Le pouvoir passe, la Nation demeure (Par Elhadj Aziz Bah)
Dans nos traditions africaines, lorsqu’un chef de famille remet les clés du grenier à son successeur, le village ne s’arrête pas de vivre. Les champs continuent d’être cultivés, les enfants poursuivent leur apprentissage et les anciens continuent de transmettre leur sagesse. Car depuis toujours, nos sociétés savent une chose essentielle : les hommes passent, mais la communauté demeure.
La Guinée se trouve aujourd’hui à un moment charnière de son histoire. Avec le retour effectif à l’ordre constitutionnel à travers les élections législatives et communales, une nouvelle étape s’ouvre devant nous. Cette transition institutionnelle marque bien plus qu’un simple calendrier politique. Elle symbolise l’entrée dans une nouvelle phase de notre construction nationale.
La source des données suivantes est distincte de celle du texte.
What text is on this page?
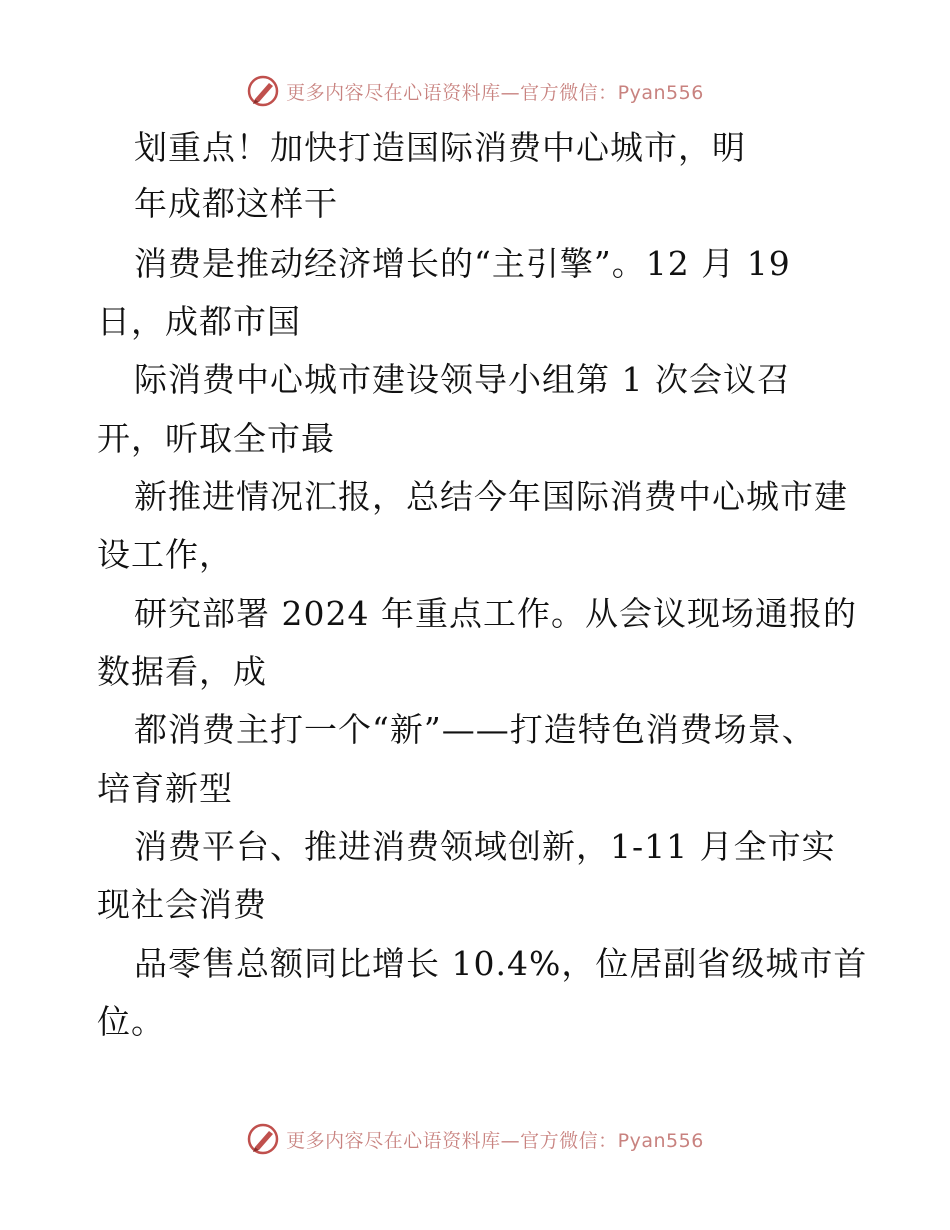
更多内容尽在心语资料库—官方微信：Pyan556
划重点！加快打造国际消费中心城市，明
年成都这样干
消费是推动经济增长的“主引擎”。12 月 19
日，成都市国
际消费中心城市建设领导小组第 1 次会议召
开，听取全市最
新推进情况汇报，总结今年国际消费中心城市建
设工作，
研究部署 2024 年重点工作。从会议现场通报的
数据看，成
都消费主打一个“新”——打造特色消费场景、
培育新型
消费平台、推进消费领域创新，1-11 月全市实
现社会消费
品零售总额同比增长 10.4%，位居副省级城市首
位。
更多内容尽在心语资料库—官方微信：Pyan556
Dans un tel contexte, il est naturel que des changements interviennent au sein des institutions de la République. Il est même probable que le gouvernement connaisse des réaménagements afin de répondre aux exigences de cette nouvelle réalité politique.
Pourtant, à chaque fois que l’on évoque un remaniement ministériel, un réflexe regrettable refait surface : celui qui consiste à transformer le départ d’un responsable public en spectacle, en règlement
de comptes ou en occasion de réjouissance.
Cette attitude mérite d’être interrogée
Personne n’est nommé ministre par héritage. Personne n’est investi d’une fonction publique à vie.
Dans toutes les démocraties du monde, les responsabilités sont temporaires. Elles sont confiées pour
un temps et retirées lorsque les circonstances l’exigent. C’est la nature même de l’État moderne.
On entre au gouvernement par décision de l’autorité compétente. On en sort de la même manière.
Il ne s’agit ni d’une consécration éternelle lorsqu’on est nommé, ni d’une condamnation lorsqu’on est
remplacé.
La fonction est temporaire. Le service de la Nation, lui, doit être permanent.
C’est pourquoi nous devons apprendre à distinguer l’homme de la fonction. Un ministre n’est pas son portefeuille ministériel. Un directeur n’est pas son bureau. Un responsable politique n’est pas son titre. Toutes ces responsabilités sont des missions confiées pour une période donnée.
La véritable grandeur ne réside pas dans la durée passée au pouvoir. Elle réside dans la manière dont
on exerce ce pouvoir et dans la dignité avec laquelle on le quitte.
Les nations les plus solides ne sont pas celles où les dirigeants s'accrochent aux fonctions. Ce sont
celles où les institutions sont suffisamment fortes pour organiser sereinement la continuité de l’État au-
delà des individus.
La Guinée a besoin de cette maturité collective.
Nous devons cesser de considérer chaque nomination comme un triomphe définitif et chaque départ comme une humiliation. Les deux ne sont souvent que des étapes dans le parcours normal des serviteurs de l’État.
À ceux qui partiront demain, souhaitons la paix de la conscience et la reconnaissance du travail
accompli lorsque celui-ci mérite de l’être.
À ceux qui arriveront, rappelons que les fonctions qu’ils occupent aujourd’hui appartiendront demain à
d’autres.
À nous tous, citoyens, rappelons que notre véritable combat n’est pas de défendre des hommes ou de célébrer leur chute. Notre responsabilité est de défendre les institutions, l’intérêt général et la continuité de la République.
Car au bout du compte, l’Histoire ne retient pas ceux qui ont occupé un fauteuil pendant quelques années. Elle retient ceux qui ont contribué à construire un pays plus fort que leurs ambitions personnelles.
Le pouvoir est un passage.
La responsabilité est un devoir.
La Nation est un héritage.
Et la Guinée mérite que nous placions toujours cet héritage au-dessus des hommes qui, un jour ou
l’autre, sont appelés à la servir.
A bon entendeur salut ! D’ici-là, merci de contribuer au débat.